ソフトバンクGと孫会長の天国と地獄 (9) ソフトバンクGとヴィジョンファンドに漂う懸念!

2020年3月13日 20:31

 ソフトバンク・ヴィジョン・ファンド(SVF)の投資家が資金を回収へと方針転換した場合、余資をほとんど持たないSVFに実質的な当事者能力はない。

【前回は】ソフトバンクGと孫会長の天国と地獄 (8) ソフトバンクG株が大幅下落!
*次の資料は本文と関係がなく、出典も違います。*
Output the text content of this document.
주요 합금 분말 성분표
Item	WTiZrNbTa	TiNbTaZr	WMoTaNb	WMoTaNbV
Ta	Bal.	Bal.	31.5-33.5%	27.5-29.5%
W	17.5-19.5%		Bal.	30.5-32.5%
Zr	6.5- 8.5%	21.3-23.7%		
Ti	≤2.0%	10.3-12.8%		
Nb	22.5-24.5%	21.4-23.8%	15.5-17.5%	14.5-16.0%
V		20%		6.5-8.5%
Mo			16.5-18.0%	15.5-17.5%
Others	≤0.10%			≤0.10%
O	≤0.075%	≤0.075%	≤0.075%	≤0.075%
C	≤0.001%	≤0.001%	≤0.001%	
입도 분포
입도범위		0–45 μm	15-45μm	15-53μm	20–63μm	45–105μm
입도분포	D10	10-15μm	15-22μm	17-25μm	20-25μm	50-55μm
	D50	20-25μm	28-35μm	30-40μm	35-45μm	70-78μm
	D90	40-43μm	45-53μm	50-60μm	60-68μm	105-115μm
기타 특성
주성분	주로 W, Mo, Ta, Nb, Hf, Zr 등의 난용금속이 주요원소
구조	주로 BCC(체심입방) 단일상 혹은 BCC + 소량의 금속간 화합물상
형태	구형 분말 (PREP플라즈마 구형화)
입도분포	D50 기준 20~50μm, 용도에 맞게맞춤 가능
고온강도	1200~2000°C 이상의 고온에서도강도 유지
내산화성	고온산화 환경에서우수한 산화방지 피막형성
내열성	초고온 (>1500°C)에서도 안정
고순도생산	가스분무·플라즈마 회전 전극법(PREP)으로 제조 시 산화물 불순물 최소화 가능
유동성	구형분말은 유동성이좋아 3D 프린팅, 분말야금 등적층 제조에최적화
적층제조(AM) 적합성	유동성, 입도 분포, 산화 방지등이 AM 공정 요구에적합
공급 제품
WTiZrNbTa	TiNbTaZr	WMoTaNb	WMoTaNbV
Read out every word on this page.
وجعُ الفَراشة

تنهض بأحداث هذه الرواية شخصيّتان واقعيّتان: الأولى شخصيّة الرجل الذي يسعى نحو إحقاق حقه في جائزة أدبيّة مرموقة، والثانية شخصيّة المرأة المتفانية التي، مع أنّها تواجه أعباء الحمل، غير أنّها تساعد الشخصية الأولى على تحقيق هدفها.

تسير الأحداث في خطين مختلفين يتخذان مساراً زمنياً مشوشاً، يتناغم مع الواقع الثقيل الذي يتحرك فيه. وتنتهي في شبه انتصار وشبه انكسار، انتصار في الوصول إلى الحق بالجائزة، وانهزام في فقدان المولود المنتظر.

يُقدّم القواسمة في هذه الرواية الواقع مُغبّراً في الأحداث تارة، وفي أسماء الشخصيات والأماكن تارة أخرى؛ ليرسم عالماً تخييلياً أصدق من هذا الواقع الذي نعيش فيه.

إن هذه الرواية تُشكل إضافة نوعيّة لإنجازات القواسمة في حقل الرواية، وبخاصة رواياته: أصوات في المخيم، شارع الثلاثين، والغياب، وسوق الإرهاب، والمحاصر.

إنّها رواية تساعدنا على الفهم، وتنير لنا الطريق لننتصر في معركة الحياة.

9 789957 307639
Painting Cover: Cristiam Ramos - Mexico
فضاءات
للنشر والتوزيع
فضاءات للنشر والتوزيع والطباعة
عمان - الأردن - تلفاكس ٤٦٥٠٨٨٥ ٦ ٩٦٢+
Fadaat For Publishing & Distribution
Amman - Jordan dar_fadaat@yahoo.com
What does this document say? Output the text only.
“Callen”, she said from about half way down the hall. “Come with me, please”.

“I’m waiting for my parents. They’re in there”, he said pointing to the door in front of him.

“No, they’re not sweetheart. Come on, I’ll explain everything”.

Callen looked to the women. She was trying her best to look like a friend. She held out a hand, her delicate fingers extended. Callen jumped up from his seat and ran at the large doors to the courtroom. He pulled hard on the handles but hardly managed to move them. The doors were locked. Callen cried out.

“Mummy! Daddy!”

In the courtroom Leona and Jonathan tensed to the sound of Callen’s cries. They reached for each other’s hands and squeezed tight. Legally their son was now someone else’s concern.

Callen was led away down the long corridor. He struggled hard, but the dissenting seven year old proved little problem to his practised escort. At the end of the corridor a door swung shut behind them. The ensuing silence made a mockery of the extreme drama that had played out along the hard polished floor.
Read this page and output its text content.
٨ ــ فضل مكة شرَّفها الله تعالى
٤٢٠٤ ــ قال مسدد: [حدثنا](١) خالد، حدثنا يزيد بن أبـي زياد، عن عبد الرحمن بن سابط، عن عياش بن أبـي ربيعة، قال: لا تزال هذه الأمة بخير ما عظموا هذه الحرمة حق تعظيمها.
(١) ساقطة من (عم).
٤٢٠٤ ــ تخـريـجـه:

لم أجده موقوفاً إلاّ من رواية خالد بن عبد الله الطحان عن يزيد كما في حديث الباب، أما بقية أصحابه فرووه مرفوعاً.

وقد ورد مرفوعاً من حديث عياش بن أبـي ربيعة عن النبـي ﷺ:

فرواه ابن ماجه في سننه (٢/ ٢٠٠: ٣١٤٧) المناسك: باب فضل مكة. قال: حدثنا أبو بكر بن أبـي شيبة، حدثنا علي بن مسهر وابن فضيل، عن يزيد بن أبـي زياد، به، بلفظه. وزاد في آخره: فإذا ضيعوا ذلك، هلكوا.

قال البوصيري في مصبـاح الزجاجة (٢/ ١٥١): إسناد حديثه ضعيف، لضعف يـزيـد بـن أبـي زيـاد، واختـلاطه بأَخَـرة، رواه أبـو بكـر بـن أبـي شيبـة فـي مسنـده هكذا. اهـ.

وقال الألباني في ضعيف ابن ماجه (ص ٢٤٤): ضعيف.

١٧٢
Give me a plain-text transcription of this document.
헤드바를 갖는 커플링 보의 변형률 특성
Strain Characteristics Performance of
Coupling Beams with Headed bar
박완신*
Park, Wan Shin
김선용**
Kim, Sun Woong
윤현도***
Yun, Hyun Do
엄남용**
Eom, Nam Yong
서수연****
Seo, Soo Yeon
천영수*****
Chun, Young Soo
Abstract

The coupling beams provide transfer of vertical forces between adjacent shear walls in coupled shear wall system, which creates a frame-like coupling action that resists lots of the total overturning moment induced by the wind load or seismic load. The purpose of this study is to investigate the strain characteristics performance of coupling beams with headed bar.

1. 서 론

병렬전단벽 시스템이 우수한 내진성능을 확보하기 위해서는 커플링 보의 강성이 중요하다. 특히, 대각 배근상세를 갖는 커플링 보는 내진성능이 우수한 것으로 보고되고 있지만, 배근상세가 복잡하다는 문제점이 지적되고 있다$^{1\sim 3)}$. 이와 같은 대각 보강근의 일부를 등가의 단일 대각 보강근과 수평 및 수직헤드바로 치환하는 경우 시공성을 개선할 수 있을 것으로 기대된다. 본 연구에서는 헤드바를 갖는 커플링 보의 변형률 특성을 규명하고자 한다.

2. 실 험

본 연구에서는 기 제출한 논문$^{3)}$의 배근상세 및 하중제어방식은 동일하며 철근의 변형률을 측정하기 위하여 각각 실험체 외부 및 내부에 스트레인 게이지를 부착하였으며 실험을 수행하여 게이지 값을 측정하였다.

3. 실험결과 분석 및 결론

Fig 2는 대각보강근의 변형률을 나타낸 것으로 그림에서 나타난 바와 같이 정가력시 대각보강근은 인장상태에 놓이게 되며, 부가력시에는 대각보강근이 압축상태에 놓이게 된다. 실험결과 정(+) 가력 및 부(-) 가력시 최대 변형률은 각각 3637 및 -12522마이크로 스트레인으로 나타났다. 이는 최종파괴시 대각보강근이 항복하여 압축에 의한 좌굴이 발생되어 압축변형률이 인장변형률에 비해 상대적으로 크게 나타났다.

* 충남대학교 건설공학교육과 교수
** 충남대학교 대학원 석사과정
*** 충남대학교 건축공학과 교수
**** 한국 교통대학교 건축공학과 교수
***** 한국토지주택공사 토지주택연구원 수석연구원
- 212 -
 SVFが手に負えなければ勧進元のソフトバンクグループ(SBG)の対応が注目されるのは当然だが、含み益のかたまりとして虎の子扱いのアリババ株であっても、SBGが市場に放出すると伝わった時点で即座に大幅な株価の低下に見舞われて、含み益はあっという間に蒸発するかもしれない。

 通信会社のソフトバンク株を追加して手放す事態になれば、SBGにとって数少ないキャッシュフローである配当収入が、ますます細ることにつながる。結果は「勘定合っての銭足らず」という古典的な、黒字を計上しながら手許現金が足りないために行き詰ることすら懸念されてしまう。

 現在のSBGにとっては、サウジアラビアに限らず10兆円の1号ファンドから資金を引きあげる投資家が出現すること自体が、途轍もない脅威になってしまった。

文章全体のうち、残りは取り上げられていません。